What is Feminism for you?

Saying No! to the insidious patriarchial conditioning we live under.

Equality and respect, tuning in to the phenomenal, unique powers we have as woman.

Which “everyday sexism” really bothers you?

Mansplaining - it drives me mad!

Do you remember when you start identifying as a Feminist and why?

I think I've always been feminist but didn't label it as such, I've never felt like I needed to conform to female norms but I'm also cognisant that I lived with internalised misogyny for years! I didn't recognise it until I started working with a career coach. I thought woman just made poor choices before I was aware of the patriarchial system that entirely works against us.

Who is your biggest feminist role model?

Without a doubt it's you! I am in awe of your work, you have taught me so much about myself and my internalised misogyny. I should shout out Sinead Sharkey too - the career coach I worked with that made me aware of the patriarchial system within organisations.

Other than you and Sinead, I think Tayrn Briumfit is very inspirational and more closely related to my work, her movie Embrace, highlighting the negative relationship most woman experience with their own body, is so powerful and should be mandatory viewing for every woman.

I've also recently discovered a woman Maud Gonne, an Irish republican revolutionary, suffragette, actress, and occultist. She led a phenomenally interesting life and very much bucked the expectation of women in her era, rebutting marriage proposals from the poet WB Yeats  - my mantra when I need it will be; be more Maud!
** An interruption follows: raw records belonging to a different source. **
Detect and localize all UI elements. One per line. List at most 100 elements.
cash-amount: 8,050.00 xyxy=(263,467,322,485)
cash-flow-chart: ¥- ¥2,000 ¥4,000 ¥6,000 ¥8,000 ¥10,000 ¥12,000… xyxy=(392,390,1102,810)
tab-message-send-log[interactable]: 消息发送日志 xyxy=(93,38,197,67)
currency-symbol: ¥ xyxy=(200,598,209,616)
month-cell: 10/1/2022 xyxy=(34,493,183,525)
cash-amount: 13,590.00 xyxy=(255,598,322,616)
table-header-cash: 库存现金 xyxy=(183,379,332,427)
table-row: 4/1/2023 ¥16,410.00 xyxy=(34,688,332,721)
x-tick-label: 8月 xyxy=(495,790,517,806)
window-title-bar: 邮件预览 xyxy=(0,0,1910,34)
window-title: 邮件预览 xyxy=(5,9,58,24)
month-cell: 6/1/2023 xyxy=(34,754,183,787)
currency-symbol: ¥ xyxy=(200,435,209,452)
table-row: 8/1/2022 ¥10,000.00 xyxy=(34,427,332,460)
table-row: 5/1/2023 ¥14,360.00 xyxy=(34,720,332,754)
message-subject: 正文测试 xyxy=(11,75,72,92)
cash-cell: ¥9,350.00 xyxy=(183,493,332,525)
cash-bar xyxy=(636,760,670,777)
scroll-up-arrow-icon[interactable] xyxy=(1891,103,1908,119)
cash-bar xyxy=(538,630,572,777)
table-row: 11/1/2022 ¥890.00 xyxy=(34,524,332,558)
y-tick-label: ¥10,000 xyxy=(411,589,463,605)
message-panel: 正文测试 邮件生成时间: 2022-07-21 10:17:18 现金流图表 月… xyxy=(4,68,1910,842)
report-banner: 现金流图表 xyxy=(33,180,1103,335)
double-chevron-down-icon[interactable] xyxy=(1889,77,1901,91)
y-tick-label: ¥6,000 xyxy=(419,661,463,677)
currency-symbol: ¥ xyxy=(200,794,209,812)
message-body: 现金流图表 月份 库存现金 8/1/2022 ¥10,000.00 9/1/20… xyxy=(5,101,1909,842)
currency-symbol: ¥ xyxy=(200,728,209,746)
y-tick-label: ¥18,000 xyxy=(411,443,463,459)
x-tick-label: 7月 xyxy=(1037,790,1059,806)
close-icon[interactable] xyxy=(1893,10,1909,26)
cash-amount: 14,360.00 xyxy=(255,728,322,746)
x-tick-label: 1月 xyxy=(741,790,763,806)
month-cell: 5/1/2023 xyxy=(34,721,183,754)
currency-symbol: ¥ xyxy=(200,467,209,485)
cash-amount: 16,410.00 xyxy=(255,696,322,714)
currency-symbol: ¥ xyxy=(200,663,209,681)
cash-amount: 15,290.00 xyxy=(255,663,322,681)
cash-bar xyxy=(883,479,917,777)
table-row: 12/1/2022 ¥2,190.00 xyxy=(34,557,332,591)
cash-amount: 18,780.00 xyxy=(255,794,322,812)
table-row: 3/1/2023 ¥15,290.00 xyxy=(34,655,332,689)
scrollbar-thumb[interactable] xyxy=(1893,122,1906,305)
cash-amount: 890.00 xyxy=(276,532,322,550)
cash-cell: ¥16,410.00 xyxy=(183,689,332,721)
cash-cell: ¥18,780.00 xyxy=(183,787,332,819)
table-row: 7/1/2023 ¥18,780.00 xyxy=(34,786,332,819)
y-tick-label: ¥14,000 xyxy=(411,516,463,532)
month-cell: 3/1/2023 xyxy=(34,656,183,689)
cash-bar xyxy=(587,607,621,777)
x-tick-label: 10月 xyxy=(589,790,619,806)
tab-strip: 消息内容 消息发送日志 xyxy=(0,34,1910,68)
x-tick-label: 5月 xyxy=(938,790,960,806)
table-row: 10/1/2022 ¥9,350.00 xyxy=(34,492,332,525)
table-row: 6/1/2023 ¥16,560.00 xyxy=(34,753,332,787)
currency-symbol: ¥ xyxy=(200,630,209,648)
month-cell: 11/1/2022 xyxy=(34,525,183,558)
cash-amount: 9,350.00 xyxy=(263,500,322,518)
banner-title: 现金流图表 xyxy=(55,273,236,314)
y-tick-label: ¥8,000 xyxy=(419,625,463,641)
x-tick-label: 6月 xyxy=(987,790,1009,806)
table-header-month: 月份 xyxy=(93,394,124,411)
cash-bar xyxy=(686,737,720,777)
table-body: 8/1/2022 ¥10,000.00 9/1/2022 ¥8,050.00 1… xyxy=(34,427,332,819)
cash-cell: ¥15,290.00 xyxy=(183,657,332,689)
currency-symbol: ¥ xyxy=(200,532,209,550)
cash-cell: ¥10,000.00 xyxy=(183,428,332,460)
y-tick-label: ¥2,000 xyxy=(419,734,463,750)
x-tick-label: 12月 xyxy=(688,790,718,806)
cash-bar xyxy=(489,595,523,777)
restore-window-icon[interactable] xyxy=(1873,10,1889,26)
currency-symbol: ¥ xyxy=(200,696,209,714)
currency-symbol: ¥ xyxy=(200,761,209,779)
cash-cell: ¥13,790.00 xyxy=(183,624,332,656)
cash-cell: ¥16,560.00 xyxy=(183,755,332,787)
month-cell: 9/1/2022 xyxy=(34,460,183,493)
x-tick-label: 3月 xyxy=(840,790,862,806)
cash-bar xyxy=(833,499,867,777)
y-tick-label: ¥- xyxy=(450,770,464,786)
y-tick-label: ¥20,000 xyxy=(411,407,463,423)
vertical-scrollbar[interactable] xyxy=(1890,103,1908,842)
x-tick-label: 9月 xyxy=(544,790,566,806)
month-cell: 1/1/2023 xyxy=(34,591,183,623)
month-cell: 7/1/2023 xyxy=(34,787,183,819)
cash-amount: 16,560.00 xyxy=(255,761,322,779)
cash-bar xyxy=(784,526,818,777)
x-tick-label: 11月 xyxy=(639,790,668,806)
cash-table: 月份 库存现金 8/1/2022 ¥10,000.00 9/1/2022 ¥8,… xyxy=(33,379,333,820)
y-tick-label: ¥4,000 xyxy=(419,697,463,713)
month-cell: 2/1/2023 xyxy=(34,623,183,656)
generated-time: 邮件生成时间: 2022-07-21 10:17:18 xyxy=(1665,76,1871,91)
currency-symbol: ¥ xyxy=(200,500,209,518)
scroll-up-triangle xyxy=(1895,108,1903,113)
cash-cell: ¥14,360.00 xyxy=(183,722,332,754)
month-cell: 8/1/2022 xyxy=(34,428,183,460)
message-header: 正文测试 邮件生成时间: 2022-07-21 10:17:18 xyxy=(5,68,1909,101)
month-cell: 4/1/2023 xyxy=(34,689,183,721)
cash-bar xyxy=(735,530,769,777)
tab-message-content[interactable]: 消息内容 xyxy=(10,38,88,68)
What is your favourite Feminist quote?

'Well behaved woman seldom make history' - Laurel Thatcher Ulrich. It's a bit basic bitch, I'm sure, but it lit me up years ago when I first heard it and it still does.

What is your proud feminist victory?

Whenever I work with a client who would have dressed to minimise and hide themselves - but find's acceptance of their body and finds absolute joy in dressing in a way that lights them up and gives them so much confidence. I believe this is a huge feminist victory!

What is your feminist recommendation?

  • Book:The Beauty Myth - Naomi Wolf
  • tv show: KIN - I don't know that it positions it's self as a feminist show but the female characters are so good!
  • Film: NYAD - the biopic telling the hugely inspirational story of open water swimmer Diana Nyad's record breaking swim. Resets the sociatal expectations on what woman can achieve and at what age.

What is your feminist call of action to whoever is reading?
There's only one you in this world - dress like you know it!